More Frames than Seconds
Remember the flip books that you used to play with? That is what a movie really is; it is a series of images that "flip" across your screen to give the illusion of motion (which also explains why movies were originally called moving pictures). The rate at which images (called frames in video lingo) change determines how smoothly the motion in the video appears. The higher the frame rate (measured in frames per second and abbreviated as fps), the smoother the video is. Because higher frame rates mean that your computer must handle more information in a given amount of time, higher frame rates also require more computing power and larger file sizes. What is a good frame rate? If your video has about 30 frames per second, it plays smoothly when you watch it. Depending on how "fast" the action is, you might get by with fewer frames per second, but in most cases 30 fps is a good target.

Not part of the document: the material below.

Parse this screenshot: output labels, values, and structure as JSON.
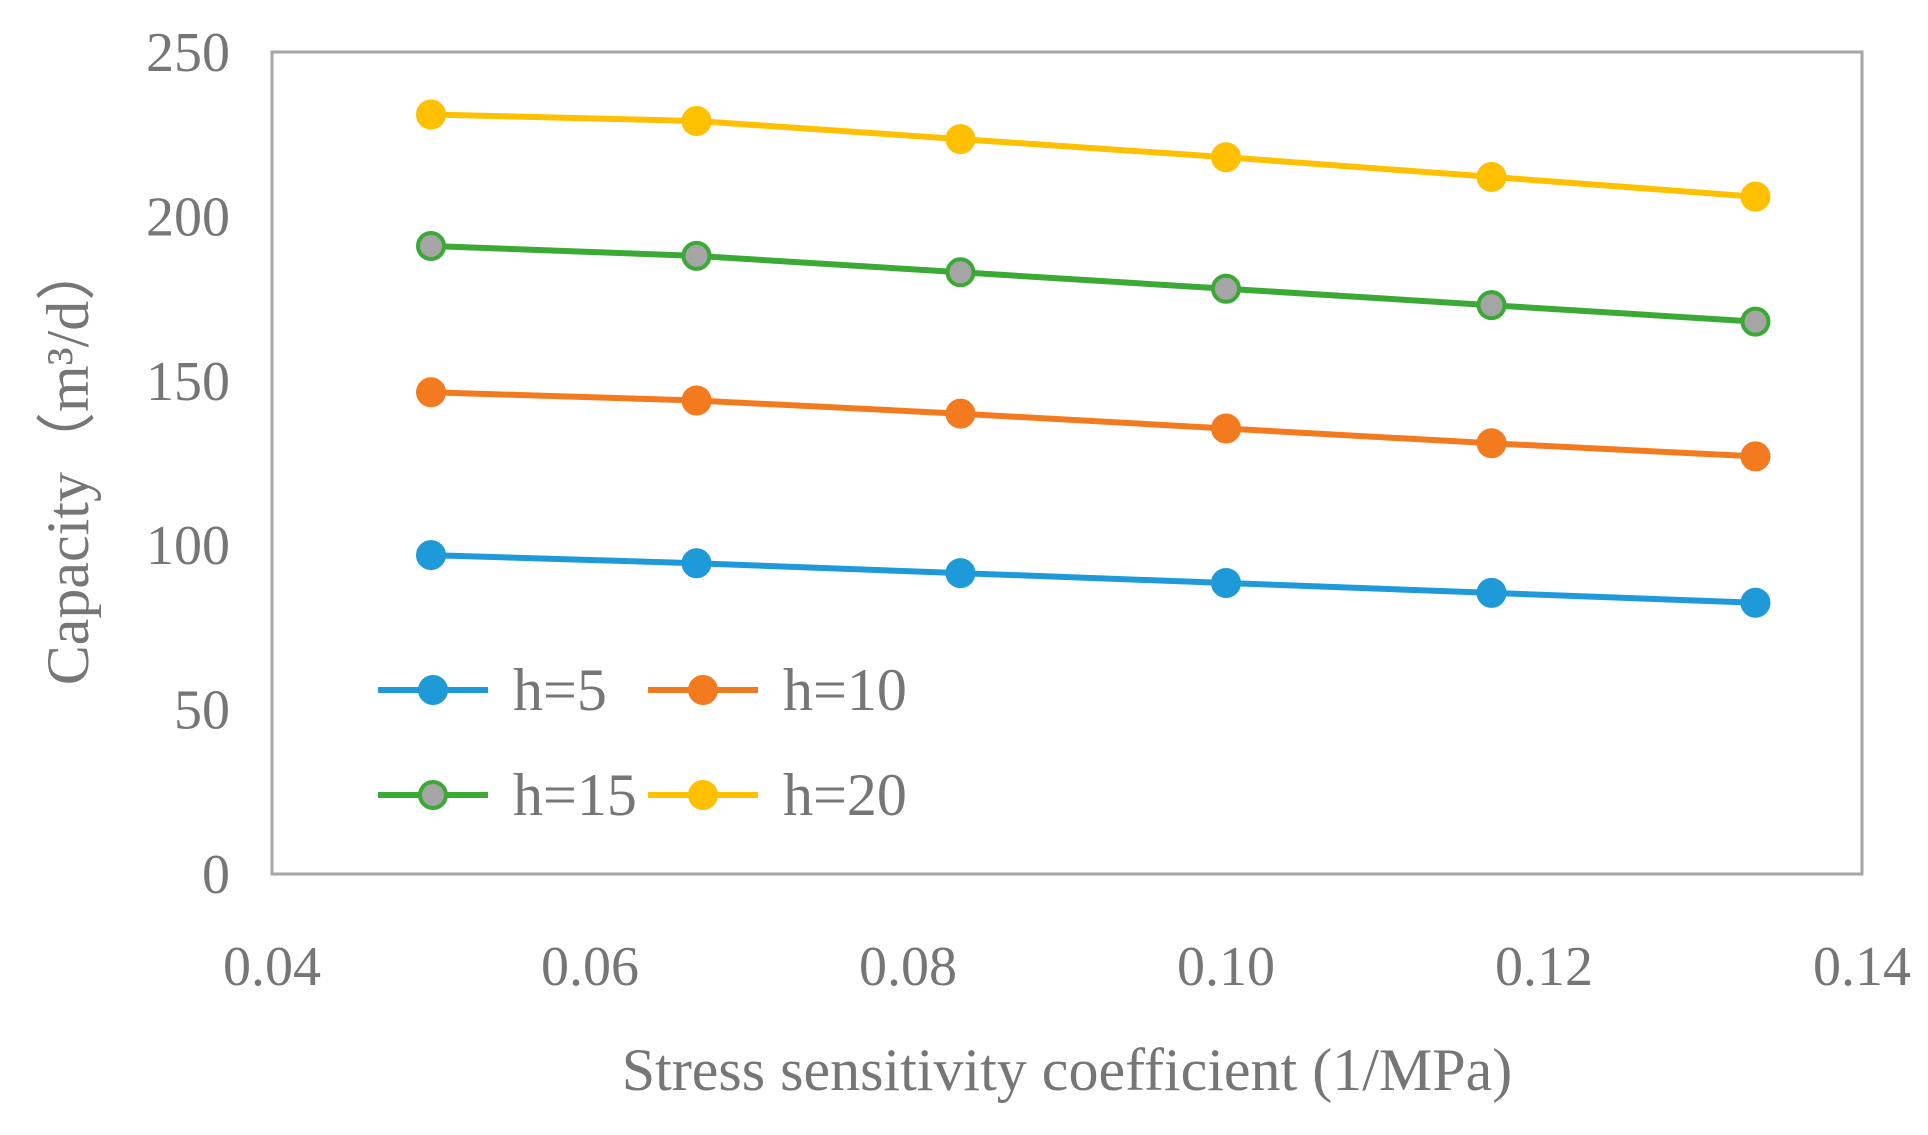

The crop markers enable you to select frames while you edit the clip being displayed in the Monitor. The frames that are selected are indicated by the shaded area of the scrubber bar that is between the two crop markers.
More on Frame Rate
Technically, the frame rate you use for most of your movies is actually 29.97 frames per second. Should this discrepancy bother you? Not at all. Just think 30 frames per second, and you are close enough. The application handles the details for you. The "real" movies that you see in a theater use a frame rate of 24 frames per second, while the European standard is 25 fps. You will select the frame rate that you use for your movie when you output it.
The Camera/Edit mode switch is located just under the Monitor window (see Figure 3.2). You use Camera mode when you want to import clips from a DV camcorder that is connected to your Mac through FireWire. When you use Camera mode, the Monitor window changes so that it displays camera controls and the video that is stored on the camera (rather than within iMovie). You use Edit mode when you are editing clips within iMovie.